As I drove home after the appointment, the tears came. I thought about how I would tell my girls the news. They were 19, 18 and 13. How would I tell my husband and my mom and siblings in Ireland? How could this be happening again to our family?

You see, I had received a diagnosis of cancer 25 years earlier, when I was a 13-year-old teenager. At that time, it was an ovarian cancer diagnosis. A tumor the size of a soccer ball was found and removed from my body after a random accident. Several months of inpatient chemotherapy, hair loss and uncontrollable nausea followed. This was cancer care in 1986 and I was lucky. Early detection from that accident had likely saved my life. But, seven years later, my dad was diagnosed with Stage 4 stomach cancer that had progressed to his aorta. There was no early detection test available for his cancer. Treatment wasn’t an option and six months later, we lost him. He was 49 years old with three kids: myself, then just 20 years old, and my siblings, only 15 and 12.

And now, at the age of 48, almost the same age as my dad was when he died, I was here again. This time, with a cancer diagnosis of invasive mammary carcinoma, a diagnosis that was very different than his, a diagnosis that identified the cancer as curable and that could be treated with lumpectomy, radiation and a cancer drug called Tamoxifen that I would take for the next 5 years. Again, I was one of the “lucky” ones where early detection would help save my life for the second time.
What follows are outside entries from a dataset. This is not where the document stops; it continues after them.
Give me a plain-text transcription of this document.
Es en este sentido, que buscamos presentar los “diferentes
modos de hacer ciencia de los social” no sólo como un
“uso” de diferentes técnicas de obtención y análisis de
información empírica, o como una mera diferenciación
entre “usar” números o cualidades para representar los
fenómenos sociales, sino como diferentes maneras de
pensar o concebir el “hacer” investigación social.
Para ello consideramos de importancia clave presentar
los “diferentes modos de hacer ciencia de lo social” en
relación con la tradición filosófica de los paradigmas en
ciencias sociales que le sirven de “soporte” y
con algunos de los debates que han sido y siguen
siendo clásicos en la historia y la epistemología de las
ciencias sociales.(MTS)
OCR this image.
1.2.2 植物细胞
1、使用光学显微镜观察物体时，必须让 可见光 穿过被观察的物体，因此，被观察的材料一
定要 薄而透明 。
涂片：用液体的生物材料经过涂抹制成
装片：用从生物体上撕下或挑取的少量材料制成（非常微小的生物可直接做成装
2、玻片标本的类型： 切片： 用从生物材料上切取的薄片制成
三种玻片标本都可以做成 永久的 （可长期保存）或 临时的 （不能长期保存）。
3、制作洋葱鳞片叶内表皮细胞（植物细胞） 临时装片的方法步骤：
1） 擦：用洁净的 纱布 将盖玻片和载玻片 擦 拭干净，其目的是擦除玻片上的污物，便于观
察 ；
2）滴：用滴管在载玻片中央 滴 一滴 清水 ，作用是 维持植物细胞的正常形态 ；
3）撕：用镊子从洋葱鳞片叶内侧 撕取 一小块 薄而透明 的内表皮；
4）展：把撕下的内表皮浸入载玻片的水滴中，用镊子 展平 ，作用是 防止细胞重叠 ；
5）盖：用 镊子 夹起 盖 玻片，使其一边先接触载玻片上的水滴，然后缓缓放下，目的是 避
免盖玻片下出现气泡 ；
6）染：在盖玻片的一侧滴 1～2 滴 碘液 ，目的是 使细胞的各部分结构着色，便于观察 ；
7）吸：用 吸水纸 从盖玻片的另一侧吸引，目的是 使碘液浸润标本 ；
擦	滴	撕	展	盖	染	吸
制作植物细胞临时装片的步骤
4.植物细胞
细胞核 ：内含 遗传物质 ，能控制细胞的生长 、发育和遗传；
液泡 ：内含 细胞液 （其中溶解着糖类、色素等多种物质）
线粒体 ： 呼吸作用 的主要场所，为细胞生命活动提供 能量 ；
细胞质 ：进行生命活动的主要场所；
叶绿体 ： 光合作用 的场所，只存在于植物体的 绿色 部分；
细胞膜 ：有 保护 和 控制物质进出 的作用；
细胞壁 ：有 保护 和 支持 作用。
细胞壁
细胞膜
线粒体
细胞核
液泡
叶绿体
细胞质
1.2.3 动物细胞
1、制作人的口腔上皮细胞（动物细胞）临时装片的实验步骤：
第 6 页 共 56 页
And, as I entered New England Cancer Specialists (NECS) on October 1 last year, I walked through those doors not as the Chief Operations Officer (COO) of the practice, but as a breast cancer patient.

When I joined NECS as the practice’s COO in 2018, I felt like I had found my home. It was a place where I could use my experience in healthcare to help make a difference in other cancer patients’ lives. To me, there is no higher calling. And it had always amazed me how many of our staff had come to work for NECS because we had treated some of their family members or friends. To choose to work in a practice where you have seen your loved ones cared for says a lot about the place itself.

Now, I would experience that tight bond as a patient and staff member at NECS, through the support of many physicians who helped guide me in the treatment decisions I needed to make and the breast cancer survivors on our staff who had walked their cancer journey before me and who would support me as I continued my treatment.

And so, with all these experiences, past and current, I looked for ways I could make a difference for others. For me, that has included being available to listen or talk with others newly diagnosed with breast cancer, like my family at NECS did with me, speaking at my kids’ field hockey games during the month of October to raise awareness of the importance of screening mammograms and sharing my story with each of you now.

So, as a breast cancer survivor and as someone who works in a cancer practice, I implore each and every one of you: if you are in your 40s or older or have a family history of breast cancer, please make that call and schedule your mammogram. A mammogram is quick, it’s simple, it’s covered by insurance, and it works. It could help save your life, just like I believe it may have saved mine.